Investigating the redundancy of steel truss bridges composed of modular joints

Abstract

The objective of this paper is to present a numerical investigation of the redundancy of steel truss bridges composed of novel modular joints when subjected to the sudden loss of diagonal members. The modular joint - a prefabricated steel nodal connector composed of flat web plate welded to flat and curved cold bent flange plates - represents a new approach to the construction of steel truss bridges in which the connector is a module that joins member that are standard rolled wide flange sections. A unique feature of this approach is that a moment-resisting connection is achieved in a truss topology by joining webs and flanges independently through bolted splice connections. This, in combination with orienting members in strong axis bending, provides the potential for the system to tolerate the loss of a diagonal member through load redistribution in flexure.
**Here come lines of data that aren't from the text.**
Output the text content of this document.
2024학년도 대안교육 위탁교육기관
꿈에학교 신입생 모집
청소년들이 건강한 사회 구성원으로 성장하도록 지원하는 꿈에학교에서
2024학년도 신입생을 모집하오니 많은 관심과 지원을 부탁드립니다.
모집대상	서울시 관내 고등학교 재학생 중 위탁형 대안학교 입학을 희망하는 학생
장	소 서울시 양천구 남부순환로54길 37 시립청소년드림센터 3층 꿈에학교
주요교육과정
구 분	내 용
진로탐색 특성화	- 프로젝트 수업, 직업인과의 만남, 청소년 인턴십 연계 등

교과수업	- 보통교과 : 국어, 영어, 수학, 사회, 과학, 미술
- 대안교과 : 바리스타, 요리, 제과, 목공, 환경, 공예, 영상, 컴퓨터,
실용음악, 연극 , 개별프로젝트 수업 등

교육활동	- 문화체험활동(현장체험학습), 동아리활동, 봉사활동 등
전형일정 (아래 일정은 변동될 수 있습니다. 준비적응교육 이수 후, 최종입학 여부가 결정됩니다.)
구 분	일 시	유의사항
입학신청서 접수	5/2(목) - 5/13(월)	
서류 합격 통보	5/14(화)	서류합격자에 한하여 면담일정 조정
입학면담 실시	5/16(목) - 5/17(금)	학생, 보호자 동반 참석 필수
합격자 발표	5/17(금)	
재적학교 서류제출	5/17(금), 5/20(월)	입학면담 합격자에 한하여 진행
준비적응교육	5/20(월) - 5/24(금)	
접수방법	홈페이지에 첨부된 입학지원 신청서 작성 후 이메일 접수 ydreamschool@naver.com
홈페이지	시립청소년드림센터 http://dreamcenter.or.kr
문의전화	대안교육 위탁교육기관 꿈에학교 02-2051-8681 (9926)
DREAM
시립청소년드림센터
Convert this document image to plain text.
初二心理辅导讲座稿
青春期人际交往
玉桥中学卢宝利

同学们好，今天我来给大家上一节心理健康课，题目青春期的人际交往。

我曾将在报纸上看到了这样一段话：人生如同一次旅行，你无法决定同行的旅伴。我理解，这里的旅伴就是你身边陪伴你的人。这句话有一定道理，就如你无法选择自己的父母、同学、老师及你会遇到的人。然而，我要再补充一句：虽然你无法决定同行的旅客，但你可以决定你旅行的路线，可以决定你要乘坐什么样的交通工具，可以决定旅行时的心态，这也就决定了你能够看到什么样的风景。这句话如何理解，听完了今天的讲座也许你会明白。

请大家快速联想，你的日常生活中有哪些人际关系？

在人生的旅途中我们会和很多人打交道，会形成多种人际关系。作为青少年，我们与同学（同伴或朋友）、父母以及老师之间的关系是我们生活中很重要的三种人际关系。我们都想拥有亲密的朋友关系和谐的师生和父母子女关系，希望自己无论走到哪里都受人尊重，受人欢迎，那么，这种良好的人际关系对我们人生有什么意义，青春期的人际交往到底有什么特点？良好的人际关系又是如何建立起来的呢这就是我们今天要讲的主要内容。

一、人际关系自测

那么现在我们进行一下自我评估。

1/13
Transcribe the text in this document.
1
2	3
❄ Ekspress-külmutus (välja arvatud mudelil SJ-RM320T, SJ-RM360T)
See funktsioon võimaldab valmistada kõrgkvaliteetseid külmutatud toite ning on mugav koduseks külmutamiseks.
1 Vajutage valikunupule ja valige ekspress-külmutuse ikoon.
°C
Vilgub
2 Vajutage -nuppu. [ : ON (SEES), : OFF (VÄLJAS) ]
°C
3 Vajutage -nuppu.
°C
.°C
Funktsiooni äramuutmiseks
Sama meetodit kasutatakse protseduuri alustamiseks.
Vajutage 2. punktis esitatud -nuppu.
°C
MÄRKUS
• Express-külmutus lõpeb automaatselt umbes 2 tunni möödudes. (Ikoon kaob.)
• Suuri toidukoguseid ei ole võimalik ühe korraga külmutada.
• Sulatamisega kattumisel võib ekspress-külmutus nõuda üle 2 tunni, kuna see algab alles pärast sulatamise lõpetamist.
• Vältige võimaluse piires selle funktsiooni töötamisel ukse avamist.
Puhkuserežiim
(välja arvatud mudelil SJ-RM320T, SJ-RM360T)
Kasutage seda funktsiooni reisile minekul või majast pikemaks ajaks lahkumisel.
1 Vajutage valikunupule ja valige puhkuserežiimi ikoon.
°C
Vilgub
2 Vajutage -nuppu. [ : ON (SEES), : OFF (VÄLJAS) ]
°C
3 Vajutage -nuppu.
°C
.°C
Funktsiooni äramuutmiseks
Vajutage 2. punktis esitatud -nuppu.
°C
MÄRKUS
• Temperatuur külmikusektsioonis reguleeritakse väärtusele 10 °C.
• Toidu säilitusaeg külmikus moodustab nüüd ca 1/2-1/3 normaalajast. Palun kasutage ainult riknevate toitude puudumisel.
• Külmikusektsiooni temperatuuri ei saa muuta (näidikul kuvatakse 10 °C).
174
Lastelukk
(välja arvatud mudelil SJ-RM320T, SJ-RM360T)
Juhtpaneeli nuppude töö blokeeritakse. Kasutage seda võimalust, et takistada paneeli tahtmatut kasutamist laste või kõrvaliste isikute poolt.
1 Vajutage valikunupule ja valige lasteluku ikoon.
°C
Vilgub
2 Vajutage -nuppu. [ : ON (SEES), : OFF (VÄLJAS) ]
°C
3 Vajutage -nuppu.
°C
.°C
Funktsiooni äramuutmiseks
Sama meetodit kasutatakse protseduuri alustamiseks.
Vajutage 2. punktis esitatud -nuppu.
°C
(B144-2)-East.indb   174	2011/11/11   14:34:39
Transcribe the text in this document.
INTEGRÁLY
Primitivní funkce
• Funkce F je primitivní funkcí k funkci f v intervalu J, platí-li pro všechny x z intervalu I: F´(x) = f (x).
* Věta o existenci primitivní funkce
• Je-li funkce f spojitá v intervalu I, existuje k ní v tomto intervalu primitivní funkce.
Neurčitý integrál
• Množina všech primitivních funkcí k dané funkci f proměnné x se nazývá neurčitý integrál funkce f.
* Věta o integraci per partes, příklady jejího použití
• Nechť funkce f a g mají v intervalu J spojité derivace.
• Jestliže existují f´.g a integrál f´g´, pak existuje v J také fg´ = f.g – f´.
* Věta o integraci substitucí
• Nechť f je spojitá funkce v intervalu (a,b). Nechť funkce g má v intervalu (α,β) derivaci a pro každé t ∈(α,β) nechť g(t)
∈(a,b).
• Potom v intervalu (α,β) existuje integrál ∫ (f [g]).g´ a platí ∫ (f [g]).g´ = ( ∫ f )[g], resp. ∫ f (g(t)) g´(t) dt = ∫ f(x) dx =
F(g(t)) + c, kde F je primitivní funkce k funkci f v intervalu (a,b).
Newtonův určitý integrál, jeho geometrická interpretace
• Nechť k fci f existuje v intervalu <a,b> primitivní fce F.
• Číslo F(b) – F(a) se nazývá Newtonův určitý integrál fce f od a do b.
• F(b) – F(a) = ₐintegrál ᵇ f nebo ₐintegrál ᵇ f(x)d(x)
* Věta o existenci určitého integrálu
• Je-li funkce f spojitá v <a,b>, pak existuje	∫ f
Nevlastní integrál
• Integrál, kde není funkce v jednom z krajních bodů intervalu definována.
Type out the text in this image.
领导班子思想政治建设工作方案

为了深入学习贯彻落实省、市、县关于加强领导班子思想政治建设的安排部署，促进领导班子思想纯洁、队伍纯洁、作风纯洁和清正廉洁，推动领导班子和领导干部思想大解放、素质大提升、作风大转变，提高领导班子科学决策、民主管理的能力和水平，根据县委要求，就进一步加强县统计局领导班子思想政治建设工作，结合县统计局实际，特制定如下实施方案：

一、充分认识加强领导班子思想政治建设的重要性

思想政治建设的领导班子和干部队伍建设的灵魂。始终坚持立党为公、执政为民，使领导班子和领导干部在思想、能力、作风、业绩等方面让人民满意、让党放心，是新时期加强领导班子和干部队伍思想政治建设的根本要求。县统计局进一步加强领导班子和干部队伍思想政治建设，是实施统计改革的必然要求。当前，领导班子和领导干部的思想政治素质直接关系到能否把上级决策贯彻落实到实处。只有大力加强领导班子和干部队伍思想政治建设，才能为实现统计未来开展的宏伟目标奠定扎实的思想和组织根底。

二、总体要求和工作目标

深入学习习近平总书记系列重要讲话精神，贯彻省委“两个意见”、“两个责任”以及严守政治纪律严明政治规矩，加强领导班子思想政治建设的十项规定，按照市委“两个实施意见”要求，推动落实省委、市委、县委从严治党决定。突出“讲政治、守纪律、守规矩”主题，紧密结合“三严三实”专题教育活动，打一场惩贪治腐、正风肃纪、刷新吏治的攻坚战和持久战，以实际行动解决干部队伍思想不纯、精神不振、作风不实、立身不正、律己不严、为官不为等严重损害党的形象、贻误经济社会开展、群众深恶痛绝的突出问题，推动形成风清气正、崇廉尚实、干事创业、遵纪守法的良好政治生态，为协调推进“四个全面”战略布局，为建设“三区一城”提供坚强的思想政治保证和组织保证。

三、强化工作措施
The response of a 119-m (390-ft) simply supported vehicular bridge following the abrupt loss of a diagonal is numerically investigated considering three behaviors: (1) instantaneous dynamic behavior, focusing on the effect of the high-velocity stress wave, with its associated high strain rates and impact on fracture toughness particularly in the cold bent and welded portion of the modular joint, (2) short-term dynamic behavior of the structure, and (3) static behavior of the faulted structure. Results show that the modular joint is able to redistribute load after sudden member loss, demonstrating the redundancy of this new approach to modular construction.